Long ago and far away, or less poetically but more accurately, in 1950 in Sissinghurst, England, Vita Sackville-West planted her White Garden.
I feel a special link to this lovely place through the six degrees of separation that supposedly link everyone in the world. My sister had an elderly friend, Jane Carrington, who was a niece of Dora Carrington the artist and member of the Bloomsbury Group in 19th century London. Another prominent member of the group was the writer and gardener Vita Sackville-West. So there it is in only four turns.
But that is beside the point, and not of any interest to anyone but me.
The topic today is the importance of white in the garden, and this seemed a good way to introduce it. The White Garden is a great tourist attraction and has been well maintained in the years since Vita and her husband, Sir Harold Nicholson, died.
One of the highlights of their garden is the Iceberg rose, classified as a floribunda. While they grow tall and strong at Sissinghurst, mine is straggly and subject to severe black spot. I think the English climate has something to do with it, as well as my rather erratic pruning.
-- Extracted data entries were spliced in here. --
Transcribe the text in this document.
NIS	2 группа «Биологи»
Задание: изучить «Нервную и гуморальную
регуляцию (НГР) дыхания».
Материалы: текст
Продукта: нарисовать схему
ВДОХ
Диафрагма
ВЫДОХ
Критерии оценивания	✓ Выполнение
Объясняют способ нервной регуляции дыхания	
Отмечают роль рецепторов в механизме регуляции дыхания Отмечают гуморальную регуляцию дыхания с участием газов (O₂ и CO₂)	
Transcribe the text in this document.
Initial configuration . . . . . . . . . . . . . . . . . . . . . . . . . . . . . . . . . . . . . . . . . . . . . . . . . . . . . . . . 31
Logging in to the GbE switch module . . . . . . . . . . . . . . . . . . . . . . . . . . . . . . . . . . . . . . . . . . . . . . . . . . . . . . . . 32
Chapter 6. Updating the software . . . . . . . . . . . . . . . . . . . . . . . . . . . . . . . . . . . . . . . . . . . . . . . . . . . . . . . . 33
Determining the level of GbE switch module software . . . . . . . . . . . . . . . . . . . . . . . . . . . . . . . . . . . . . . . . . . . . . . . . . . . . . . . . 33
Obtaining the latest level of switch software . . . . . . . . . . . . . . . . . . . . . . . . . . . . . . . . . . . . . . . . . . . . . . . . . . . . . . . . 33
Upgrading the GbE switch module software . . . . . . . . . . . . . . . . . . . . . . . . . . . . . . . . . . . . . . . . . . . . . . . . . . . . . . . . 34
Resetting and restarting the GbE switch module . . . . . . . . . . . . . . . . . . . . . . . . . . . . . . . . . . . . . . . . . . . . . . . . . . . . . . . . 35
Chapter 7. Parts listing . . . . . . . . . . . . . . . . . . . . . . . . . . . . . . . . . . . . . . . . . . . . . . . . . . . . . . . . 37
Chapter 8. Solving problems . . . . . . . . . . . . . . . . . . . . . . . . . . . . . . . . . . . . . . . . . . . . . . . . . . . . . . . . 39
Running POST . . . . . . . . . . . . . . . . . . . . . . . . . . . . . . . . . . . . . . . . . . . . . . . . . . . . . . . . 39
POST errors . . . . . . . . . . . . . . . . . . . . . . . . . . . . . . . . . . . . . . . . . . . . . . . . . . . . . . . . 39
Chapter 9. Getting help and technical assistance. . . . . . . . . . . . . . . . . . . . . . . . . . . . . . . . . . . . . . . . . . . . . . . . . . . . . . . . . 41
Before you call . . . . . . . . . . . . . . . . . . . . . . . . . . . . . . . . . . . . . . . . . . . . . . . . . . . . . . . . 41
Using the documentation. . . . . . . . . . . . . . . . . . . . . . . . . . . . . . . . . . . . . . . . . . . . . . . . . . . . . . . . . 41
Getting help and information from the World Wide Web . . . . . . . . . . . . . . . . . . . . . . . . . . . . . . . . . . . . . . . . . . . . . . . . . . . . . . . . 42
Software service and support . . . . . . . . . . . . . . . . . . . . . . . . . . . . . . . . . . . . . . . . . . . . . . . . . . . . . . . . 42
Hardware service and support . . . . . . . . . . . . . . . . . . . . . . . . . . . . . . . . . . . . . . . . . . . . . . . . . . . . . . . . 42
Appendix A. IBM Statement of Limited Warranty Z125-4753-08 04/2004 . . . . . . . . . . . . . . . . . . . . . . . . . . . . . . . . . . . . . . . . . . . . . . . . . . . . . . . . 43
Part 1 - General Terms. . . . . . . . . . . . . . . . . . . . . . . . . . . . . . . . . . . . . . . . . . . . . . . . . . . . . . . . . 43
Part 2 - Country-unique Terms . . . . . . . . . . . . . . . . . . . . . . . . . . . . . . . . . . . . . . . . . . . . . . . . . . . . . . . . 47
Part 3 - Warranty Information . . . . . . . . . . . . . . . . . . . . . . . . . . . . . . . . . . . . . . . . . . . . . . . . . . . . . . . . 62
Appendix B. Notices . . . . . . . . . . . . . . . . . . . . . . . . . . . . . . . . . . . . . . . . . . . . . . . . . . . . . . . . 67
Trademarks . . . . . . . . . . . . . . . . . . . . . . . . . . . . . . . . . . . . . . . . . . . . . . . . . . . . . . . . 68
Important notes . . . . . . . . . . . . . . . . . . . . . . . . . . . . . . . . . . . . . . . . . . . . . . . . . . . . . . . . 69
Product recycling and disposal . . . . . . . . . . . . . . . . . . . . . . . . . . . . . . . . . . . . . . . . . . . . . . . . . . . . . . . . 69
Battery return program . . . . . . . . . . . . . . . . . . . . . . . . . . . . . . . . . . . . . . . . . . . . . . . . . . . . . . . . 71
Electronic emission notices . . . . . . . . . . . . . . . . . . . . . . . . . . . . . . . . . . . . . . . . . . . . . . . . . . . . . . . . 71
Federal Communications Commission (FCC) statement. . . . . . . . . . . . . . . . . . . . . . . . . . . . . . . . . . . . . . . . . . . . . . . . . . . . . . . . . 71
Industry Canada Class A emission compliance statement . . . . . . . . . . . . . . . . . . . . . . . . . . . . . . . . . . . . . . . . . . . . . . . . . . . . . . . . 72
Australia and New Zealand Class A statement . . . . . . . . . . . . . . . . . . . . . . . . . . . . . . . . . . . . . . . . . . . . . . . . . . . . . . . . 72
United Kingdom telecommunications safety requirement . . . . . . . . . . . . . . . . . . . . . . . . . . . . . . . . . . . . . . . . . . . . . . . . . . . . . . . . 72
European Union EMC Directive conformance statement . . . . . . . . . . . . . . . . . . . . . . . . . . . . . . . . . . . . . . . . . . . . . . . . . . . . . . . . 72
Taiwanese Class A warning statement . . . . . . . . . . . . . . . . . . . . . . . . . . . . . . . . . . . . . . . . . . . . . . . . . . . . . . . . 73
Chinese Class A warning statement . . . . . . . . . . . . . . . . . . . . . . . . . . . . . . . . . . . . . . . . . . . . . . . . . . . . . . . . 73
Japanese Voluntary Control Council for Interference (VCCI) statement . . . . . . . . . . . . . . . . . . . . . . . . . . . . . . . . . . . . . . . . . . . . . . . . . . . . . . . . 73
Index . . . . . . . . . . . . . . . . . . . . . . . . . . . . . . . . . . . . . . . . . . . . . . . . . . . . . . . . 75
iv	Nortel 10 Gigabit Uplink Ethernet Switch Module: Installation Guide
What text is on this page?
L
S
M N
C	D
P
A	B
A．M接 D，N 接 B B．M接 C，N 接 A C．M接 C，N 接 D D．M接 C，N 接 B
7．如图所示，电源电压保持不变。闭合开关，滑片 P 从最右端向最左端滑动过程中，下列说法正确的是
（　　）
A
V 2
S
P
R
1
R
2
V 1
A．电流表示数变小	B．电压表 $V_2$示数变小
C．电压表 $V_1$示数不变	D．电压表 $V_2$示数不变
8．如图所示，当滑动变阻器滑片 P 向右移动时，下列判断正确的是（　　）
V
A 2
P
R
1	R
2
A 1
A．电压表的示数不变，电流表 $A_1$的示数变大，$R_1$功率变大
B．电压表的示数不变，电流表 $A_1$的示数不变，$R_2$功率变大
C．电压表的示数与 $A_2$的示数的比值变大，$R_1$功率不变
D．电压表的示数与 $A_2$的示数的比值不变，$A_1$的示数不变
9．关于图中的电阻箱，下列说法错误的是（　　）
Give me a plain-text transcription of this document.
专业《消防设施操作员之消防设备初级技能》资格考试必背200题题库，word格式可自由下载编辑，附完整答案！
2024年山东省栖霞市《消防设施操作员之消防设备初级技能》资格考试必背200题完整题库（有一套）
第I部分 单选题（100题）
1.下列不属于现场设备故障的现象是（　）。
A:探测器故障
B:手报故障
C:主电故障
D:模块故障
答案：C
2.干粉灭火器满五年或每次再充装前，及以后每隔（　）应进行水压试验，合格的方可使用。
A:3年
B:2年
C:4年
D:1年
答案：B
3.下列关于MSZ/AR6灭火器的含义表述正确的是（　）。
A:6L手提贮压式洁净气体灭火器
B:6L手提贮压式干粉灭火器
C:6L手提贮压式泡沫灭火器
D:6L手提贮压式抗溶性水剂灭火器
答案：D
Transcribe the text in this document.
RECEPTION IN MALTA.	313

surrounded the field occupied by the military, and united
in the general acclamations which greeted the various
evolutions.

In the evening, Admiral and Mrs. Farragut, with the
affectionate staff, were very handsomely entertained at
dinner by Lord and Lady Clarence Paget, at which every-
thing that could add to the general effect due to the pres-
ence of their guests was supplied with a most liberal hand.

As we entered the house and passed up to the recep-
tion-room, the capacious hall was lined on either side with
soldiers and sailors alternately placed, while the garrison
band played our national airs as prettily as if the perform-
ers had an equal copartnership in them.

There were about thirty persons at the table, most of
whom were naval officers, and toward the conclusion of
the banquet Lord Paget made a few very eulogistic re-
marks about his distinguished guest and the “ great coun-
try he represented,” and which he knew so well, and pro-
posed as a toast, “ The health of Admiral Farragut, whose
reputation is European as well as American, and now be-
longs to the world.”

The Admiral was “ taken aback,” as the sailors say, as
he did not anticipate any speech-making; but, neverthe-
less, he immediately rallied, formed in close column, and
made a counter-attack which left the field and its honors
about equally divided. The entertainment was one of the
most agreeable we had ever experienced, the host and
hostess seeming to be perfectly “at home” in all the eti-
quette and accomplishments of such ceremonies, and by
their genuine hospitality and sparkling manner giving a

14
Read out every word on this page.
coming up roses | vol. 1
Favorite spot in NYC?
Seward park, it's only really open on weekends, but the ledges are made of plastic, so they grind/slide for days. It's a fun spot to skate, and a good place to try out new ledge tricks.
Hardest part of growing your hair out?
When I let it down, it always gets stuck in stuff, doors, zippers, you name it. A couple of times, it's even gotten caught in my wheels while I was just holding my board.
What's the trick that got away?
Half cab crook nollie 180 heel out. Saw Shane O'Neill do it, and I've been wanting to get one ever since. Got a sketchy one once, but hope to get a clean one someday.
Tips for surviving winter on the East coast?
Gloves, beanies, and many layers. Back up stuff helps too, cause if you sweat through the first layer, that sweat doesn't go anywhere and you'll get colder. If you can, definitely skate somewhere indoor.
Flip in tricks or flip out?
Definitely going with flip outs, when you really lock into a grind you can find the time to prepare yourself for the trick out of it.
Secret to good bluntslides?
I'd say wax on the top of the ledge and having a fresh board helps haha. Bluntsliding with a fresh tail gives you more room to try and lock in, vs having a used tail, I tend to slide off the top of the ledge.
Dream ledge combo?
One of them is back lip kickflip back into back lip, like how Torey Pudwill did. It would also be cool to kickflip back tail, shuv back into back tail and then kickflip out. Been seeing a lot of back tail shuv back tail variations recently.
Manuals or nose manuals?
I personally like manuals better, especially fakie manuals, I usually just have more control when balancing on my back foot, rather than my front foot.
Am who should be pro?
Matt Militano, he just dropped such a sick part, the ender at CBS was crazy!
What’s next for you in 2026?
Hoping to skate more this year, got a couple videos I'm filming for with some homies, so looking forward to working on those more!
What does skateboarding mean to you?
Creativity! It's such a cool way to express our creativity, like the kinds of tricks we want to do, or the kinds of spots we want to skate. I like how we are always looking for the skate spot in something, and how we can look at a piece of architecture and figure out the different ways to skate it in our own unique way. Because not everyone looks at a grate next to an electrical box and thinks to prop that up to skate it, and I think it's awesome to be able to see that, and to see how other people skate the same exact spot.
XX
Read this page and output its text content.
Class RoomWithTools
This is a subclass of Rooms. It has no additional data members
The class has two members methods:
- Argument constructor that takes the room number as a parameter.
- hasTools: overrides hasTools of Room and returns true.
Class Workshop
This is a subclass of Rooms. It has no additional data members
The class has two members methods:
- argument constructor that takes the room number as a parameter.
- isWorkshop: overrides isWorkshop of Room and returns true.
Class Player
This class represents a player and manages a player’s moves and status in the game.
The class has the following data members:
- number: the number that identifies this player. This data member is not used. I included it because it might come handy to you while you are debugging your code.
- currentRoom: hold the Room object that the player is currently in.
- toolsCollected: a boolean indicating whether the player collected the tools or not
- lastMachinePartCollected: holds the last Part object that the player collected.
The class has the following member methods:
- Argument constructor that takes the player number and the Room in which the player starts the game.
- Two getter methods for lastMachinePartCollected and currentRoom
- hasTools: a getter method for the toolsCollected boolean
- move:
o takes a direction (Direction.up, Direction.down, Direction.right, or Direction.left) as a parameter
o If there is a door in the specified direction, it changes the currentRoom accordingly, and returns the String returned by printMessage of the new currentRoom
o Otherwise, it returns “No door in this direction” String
There are many varieties of white roses which grace our gardens, including the beautiful Penelope. I am waiting for a white Knockout to complete my collection of these, the easiest to grow of shrub roses.
Limiting blossoms to white places emphasis on foliage, and gray as well as green becomes important. A number of white flowers have variegated leaves with white margins, or splotched with white or cream.
In this category, of course, the hostas shine.
Although we usually think of delphinium as blue, there are some white varieties with showy spires that make a striking display in mid-summer. The heavy blossom-laden stems need staking, and this is best done early, before flowering.
I dislike the appearance of straight sticks in the garden and have found the best supports are twigs and small branches pruned from trees and shrubs. These are readily available, and blend in the flower border beautifully.
Keep a watch on these stakes as summer progresses, as some twigs such as willow will root themselves easily and may be difficult to remove.
Artemesia lactiflora, or white mugwort, and goat's beard, are other tall beauties that will need staking as they grow and are good plants for the background. Other white perennials are peonies, lamium, astilbe and white cosmos.
Shasta daisies and marguerites are reliable and easy to grow, and there are white shrubs such as fothergilla, viburnum and oakleaf hydrangea if you want to go all the way.
The first white to appear in early spring will probably be the snowdrop.
In March, or even February in mild winters such as this one has been, they bloom close to the ground and only grow about 5 inches high. The bulbs are best planted in drifts and make an impact in clumps under deciduous trees or bushes.
White annuals are hard to find. I love white alyssum as a border around the front garden, and in containers on the front steps. It has a sweet fragrance and mixes well with lobelia in all shades from white to darkest blue.
Most of us will not attempt an entirely white garden, or even a border, but a few white flowers can light up a dark corner and provide an accent in a colorful medley of flowers.